Chroniques abidjanaises
La Cigogne
N° 31. Mai – Juin 1996
Nos lecteurs sont déjà eu l’occasion d’apprécier la qualité de ses poésies. Elle vient de nous faire parvenir deux textes en prose, contes ou nouvelles ? Ou bien reportages ? Peu importe. Des écrits denses, frappants, où rien n’est inutile, qui ont le mérite de nous forcer à comprendre ce que devient l’Afrique ou plutôt, ce que l’homme blanc en a fait ! Récits pleins d’une lucidité effroyable.
Tout d’abord cette histoire en forme de coup de poing :
Bernard Godefroid
LA PIECE ET L’ENFANT
Grand Bassam. Nous sortons de l’unique coopérative artisanale, qui vend toutes sortes de souvenirs presque authentiques, bois et tissus, aux touristes, coopérants et africains d’adoption. Je donne – presque par habitude – une pièce au « petit ga’dien » de notre voiture. C’est le plus jeune des quatre enfants qui accourent au moment où nous venons la récupérer, en tendant la main et en criant. Je l’ai choisi lui, par instinct ou par pitié, car il est visiblement le plus faible, le laissé pour compte, celui que ses aînés repoussent en appuyant d’une main sur sa tête pour le faire disparaître de notre regard envoituré, et en tendant l’autre main à travers la portière. A peine avons-nous démarré, ils se jettent sur lui, tordent ses bras et ses mains pour essayer de lui faire lâcher la pièce qu’il agrippe de toutes ses forces. C’est une lutte dont il est le centre, et il disparaît sous les corps des enfants venus rejoindre la mêlée. Nous faisons demi-tour un peu plus loin, repassons, je le regarde. Il est seul maintenant, debout dans l’herbe, habits déchirés, les yeux grand ouverts, regardant fixement devant lui, il hurle. Il hurle de terreur, de douleur, il hurle sa solitude, son injustice, il hurle l’apprentissage et la compréhension du monde, il hurle le prix de la vie, le sens de la lutte pour l’existence, l’impossible consolation, il hurle la guerre de ses jours à venir, celle de ses grands frères qui l’écraseront encore et encore.

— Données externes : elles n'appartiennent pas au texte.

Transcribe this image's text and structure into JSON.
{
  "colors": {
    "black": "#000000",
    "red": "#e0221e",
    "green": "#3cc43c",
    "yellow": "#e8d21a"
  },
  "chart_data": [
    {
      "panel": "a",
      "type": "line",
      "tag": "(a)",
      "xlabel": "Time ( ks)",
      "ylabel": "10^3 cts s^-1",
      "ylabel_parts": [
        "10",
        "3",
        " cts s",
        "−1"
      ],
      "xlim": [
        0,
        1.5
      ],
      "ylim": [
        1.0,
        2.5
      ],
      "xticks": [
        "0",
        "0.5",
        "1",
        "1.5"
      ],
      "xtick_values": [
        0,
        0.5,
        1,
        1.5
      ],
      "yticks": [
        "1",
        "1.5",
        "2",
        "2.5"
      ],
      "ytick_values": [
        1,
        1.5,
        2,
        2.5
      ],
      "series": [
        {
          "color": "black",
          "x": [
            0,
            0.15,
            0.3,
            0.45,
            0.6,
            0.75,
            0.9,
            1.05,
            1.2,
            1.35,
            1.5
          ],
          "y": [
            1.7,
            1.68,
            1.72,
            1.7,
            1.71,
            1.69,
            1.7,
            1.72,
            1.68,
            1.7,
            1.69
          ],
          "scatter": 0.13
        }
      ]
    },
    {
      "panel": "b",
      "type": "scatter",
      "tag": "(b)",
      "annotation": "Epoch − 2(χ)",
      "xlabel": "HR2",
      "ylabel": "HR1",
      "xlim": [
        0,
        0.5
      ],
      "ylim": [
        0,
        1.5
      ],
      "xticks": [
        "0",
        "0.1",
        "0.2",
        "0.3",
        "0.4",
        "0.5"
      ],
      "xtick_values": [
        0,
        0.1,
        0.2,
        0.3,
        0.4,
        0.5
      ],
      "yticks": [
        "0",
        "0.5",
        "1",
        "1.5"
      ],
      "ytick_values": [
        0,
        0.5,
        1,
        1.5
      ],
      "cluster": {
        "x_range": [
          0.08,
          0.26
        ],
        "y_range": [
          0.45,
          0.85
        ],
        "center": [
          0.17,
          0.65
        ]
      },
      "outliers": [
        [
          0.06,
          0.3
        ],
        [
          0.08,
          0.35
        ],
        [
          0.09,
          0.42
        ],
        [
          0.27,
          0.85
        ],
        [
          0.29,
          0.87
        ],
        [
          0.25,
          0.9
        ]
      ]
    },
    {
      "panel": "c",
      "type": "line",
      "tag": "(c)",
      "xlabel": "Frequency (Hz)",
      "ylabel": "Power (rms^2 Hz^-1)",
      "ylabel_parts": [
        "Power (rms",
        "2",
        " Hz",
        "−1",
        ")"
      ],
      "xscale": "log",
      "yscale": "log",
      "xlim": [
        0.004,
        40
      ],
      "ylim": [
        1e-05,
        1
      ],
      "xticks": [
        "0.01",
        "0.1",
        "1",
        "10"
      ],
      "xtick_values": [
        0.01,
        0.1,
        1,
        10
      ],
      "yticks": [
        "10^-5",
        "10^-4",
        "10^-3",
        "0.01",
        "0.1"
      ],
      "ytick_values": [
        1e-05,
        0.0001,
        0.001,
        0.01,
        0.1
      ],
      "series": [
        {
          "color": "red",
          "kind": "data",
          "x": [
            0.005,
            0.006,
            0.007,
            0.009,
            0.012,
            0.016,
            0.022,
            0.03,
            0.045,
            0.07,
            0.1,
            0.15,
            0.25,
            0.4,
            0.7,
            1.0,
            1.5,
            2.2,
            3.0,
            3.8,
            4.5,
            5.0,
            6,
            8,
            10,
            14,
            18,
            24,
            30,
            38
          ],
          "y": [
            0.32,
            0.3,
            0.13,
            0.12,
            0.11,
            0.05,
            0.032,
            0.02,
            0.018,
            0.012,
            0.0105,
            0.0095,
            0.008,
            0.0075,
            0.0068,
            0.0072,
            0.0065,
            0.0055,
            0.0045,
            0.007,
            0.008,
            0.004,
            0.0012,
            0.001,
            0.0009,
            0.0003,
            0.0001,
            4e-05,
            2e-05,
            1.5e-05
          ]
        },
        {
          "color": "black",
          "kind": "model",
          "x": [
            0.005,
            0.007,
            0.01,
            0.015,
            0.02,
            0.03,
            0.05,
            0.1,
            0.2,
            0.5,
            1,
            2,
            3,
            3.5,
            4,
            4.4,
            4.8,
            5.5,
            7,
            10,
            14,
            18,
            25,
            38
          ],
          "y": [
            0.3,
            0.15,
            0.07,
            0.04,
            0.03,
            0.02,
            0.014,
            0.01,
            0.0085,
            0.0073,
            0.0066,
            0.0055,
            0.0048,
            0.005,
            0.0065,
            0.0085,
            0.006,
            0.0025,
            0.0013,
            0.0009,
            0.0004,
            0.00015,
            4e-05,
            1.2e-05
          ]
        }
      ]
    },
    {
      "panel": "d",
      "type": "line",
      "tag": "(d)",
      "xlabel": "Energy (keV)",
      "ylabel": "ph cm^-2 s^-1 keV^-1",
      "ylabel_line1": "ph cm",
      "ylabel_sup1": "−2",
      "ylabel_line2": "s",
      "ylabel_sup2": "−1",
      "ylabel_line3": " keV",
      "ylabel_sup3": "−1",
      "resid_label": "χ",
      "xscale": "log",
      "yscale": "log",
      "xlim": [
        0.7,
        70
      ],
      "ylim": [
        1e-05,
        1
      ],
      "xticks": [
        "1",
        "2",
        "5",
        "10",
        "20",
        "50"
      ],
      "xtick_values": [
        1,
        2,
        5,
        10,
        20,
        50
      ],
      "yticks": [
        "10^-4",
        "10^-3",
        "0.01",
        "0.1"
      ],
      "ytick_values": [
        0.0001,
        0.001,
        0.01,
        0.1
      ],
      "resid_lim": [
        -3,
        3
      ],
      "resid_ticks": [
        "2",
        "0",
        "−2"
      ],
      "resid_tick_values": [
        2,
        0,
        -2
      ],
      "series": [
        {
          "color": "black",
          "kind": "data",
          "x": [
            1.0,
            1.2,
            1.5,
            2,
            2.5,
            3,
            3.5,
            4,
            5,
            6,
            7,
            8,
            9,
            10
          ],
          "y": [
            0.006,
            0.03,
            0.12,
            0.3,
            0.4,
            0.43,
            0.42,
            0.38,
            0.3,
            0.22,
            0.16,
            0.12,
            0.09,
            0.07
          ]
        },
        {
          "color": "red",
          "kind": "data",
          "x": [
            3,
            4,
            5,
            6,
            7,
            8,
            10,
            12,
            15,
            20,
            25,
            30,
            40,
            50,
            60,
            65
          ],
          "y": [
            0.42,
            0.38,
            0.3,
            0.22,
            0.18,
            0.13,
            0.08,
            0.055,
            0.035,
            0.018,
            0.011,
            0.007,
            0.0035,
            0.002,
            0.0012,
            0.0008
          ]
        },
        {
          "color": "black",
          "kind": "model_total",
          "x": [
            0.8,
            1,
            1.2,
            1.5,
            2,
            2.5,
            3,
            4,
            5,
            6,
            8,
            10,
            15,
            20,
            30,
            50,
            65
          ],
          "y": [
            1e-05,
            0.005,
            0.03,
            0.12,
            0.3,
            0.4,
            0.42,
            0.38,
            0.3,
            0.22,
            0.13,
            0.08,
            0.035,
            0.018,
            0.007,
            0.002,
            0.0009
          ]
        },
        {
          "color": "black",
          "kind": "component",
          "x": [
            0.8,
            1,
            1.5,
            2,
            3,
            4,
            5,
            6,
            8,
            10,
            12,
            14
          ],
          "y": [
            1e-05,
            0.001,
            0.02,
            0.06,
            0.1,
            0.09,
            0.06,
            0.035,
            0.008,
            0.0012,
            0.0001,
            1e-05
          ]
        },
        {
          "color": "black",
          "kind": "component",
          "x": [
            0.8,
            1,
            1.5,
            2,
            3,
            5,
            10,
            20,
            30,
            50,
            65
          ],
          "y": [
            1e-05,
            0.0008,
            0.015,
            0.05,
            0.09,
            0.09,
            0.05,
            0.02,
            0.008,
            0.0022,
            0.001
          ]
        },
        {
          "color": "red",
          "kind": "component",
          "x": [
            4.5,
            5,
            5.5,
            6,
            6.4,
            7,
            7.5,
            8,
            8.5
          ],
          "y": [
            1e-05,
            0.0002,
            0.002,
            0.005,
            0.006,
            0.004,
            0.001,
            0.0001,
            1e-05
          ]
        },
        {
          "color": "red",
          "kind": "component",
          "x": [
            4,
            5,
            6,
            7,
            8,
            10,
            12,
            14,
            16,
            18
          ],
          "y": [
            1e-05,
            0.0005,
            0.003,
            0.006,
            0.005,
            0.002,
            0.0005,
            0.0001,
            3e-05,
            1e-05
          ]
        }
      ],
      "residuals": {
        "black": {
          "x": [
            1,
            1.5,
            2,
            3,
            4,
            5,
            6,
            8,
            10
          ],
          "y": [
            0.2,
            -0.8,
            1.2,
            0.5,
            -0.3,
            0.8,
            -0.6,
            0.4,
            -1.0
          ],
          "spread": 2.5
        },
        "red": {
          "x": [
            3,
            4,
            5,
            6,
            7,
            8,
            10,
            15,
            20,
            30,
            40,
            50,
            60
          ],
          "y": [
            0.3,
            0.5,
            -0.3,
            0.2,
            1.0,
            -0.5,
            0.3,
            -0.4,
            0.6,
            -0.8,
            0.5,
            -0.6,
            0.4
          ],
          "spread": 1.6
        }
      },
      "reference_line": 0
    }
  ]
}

Il ne nous voit pas, nous, témoins et créateurs de la pauvreté, de cette misère comportementale, de ces frères vautours qui s’entredéchirent pour une pièce, de ces futurs loups qui se mangent déjà entre eux. Faut-il que leur désespoir soit arrivé loin, que nous les ayons pervertis, qu’ils n’aient plus de sens des valeurs autre que celle inscrite sur cette pièce, faut-il que nous les ayons dénaturés sans rien en remplacement, ni justice ni pitié, pour que ces enfants ne jouent plus. Ils ne jouent plus, ne pardonnent plus et ne laissent pas leur chance à l’autre.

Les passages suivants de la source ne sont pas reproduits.